はんだボール201が溶融すると、レーザはんだ付け装置101内部の窒素ガスの圧力によって、溶融したはんだは吐出口107dから吐出される。その瞬間、すなわち時刻T616に、レーザはんだ付け装置101内部の窒素ガスの圧力は急激に減少する。
【0048】
ゲート制御部1101は、窒素ガスの圧力の変化を圧力センサ412の信号から微分演算部1201で検出すると、切替スイッチ1205を制御して、コンパレータ1211のマイナス側端子に接続する参照電圧源を、第一参照電圧源V1212から第二参照電圧源V1213に切り替える。シーケンサ1202は、時刻T616において微分演算部1201から入力されるパルス信号を受けて、断続的なゲート制御信号から連続的なゲート制御信号に、ゲート制御信号を切り替える。このため、PchMOSFET1203には連続的なゲート制御信号が与えられる。この結果、時刻T616以降になると、半導体レーザ光源102には時刻T615から時刻T616までに流れた電流I1301よりも少ない電流I1306が流れ、溶融したはんだとはんだ付け箇所415aが加熱される。
【0049】
はんだボール201を溶融させる工程(時刻T615から時刻T616の間)では、室温に冷えたはんだボール201が液状になるまでに必要な熱量をはんだボール201に与える必要がある。しかし、強いレーザ光を連続的にはんだボール201へ照射すると、熱の伝達にムラが生じてしまい、はんだボール201の一部は溶融しているが一部は溶融していない、という状態が生じうる。そこで、はんだボール201の全体にレーザ光の熱が万遍なく伝達するように、パルス状の強いレーザ光を断続的(間欠的)にはんだボール201へ照射する。例えば、パルス状レーザ光の照射時間T1302は10−50mmsec、パルスとパルスの時間間隔T1303は10−20mmsec、パルス状レーザ光の強度は15−25Wに設定する。
なお、上記のパルス間隔、パルスの数、パルス状レーザ光の強度は一例であって、使用するはんだの物質的特性や溶融したはんだの飛ぶ距離、使用するレーザ等様々の条件によって変更し得る。例えば照射時間T1302を狭くしてパルス数を増加させることや、あるいはパルス数を減らして照射時間T1302を広くすること、またそれに応じてあるいは独立してパルスの時間間隔T1303を変更することも可能である。
【0050】
溶融したはんだがはんだ付け箇所415aに付着した後に加熱する工程(時刻T616から時刻T617の間)では、はんだ付け箇所415aと溶融したはんだとの合金が形成され、溶融はんだ702がはんだ付け箇所415aへ十分に濡れて、毛細管現象で溶融したはんだがはんだ付け箇所415aに流れることで電気的特性が安定するために、溶融はんだ702とはんだ付け箇所415aを所定時間、所定の温度以上加熱し続ける必要がある。しかし、溶融したはんだは既に相応の熱量を有している。このため、はんだボール201を溶融させる工程で用いた、強力なレーザ光のままで溶融したはんだとはんだ付け箇所415aを熱すると、加熱し過ぎてしまい、プリント基板のプリントパターンを損傷する虞がある。はんだ付け箇所415aと溶融したはんだとの合金を形成するのであるならば、はんだボール201を溶融させる工程の時よりも弱くしたレーザ光を連続的に照射することが望ましい。
【0051】
本実施形態では、レーザはんだ付け装置101と制御装置402からなるはんだ付けシステム401を開示した。
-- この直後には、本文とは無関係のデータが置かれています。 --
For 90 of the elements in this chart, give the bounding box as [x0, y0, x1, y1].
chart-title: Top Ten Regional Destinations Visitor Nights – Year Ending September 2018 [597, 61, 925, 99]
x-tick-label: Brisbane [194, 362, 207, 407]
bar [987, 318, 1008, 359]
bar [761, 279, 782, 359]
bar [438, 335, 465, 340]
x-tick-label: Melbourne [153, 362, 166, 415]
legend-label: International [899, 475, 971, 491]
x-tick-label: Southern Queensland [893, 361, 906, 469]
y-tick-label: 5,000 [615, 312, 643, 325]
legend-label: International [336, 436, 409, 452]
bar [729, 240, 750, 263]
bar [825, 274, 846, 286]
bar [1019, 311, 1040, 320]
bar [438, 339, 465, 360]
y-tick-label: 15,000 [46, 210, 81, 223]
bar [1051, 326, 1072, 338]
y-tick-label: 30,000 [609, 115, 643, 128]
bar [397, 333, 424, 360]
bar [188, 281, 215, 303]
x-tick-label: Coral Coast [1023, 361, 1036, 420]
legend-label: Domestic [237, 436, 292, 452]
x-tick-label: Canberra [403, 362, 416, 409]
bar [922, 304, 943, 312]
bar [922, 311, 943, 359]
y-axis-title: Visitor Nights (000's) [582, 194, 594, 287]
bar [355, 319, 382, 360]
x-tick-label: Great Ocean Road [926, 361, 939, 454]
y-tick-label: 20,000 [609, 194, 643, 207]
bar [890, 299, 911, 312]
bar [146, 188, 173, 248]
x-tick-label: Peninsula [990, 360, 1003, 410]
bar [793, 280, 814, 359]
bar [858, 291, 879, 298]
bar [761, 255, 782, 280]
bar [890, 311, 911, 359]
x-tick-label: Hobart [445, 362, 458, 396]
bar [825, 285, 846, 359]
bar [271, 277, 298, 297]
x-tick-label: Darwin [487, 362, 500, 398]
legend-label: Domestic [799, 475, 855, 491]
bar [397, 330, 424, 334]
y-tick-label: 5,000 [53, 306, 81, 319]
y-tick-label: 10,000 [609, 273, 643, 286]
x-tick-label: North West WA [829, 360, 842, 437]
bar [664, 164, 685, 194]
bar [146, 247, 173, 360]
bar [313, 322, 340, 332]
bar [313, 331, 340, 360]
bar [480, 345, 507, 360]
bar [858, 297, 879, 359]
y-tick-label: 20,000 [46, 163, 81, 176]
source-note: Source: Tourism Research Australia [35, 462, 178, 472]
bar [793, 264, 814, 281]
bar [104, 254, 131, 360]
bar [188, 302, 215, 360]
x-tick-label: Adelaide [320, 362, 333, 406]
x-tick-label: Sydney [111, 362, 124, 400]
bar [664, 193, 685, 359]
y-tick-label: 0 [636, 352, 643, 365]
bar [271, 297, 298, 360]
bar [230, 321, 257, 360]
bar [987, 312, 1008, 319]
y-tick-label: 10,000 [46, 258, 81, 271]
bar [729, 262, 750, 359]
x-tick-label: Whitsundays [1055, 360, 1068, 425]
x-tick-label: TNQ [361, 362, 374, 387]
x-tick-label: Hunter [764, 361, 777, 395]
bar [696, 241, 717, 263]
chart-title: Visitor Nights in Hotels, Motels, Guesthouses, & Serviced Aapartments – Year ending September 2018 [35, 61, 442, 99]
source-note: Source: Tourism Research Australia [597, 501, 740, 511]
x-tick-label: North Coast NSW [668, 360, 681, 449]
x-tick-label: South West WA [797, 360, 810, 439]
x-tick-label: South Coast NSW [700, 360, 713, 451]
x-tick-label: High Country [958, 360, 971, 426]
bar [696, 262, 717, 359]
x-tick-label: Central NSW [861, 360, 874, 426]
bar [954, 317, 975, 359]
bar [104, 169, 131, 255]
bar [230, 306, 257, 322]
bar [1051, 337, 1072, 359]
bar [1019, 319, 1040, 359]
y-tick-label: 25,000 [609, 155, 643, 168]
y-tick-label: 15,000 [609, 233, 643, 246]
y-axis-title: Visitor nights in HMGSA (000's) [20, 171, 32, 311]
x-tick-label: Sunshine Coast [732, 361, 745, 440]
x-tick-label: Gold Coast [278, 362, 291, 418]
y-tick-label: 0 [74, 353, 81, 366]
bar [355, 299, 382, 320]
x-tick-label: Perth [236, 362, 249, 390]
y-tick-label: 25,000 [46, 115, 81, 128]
本発明の実施形態に係るはんだ付けシステム401は、溶融はんだ702がはんだ付け箇所415aに付着した後も、なおレーザ光B701を溶融はんだ702に照射し続けることで、溶融はんだ702に対する加熱を継続する。この処理により、はんだ付け箇所415aと溶融はんだ702との合金が形成され、溶融はんだ702がはんだ付け箇所415aへ十分に濡れて、毛細管現象で溶融はんだ702がはんだ付け箇所415aに流れる。そして強固かつ安定したなはんだ付けが完遂する。
【0052】
以上、本発明の実施形態例について説明したが、本発明は上記実施形態例に限定されるものではなく、請求の範囲に記載した本発明の要旨を逸脱しない限りにおいて、他の変形例、応用例を含む。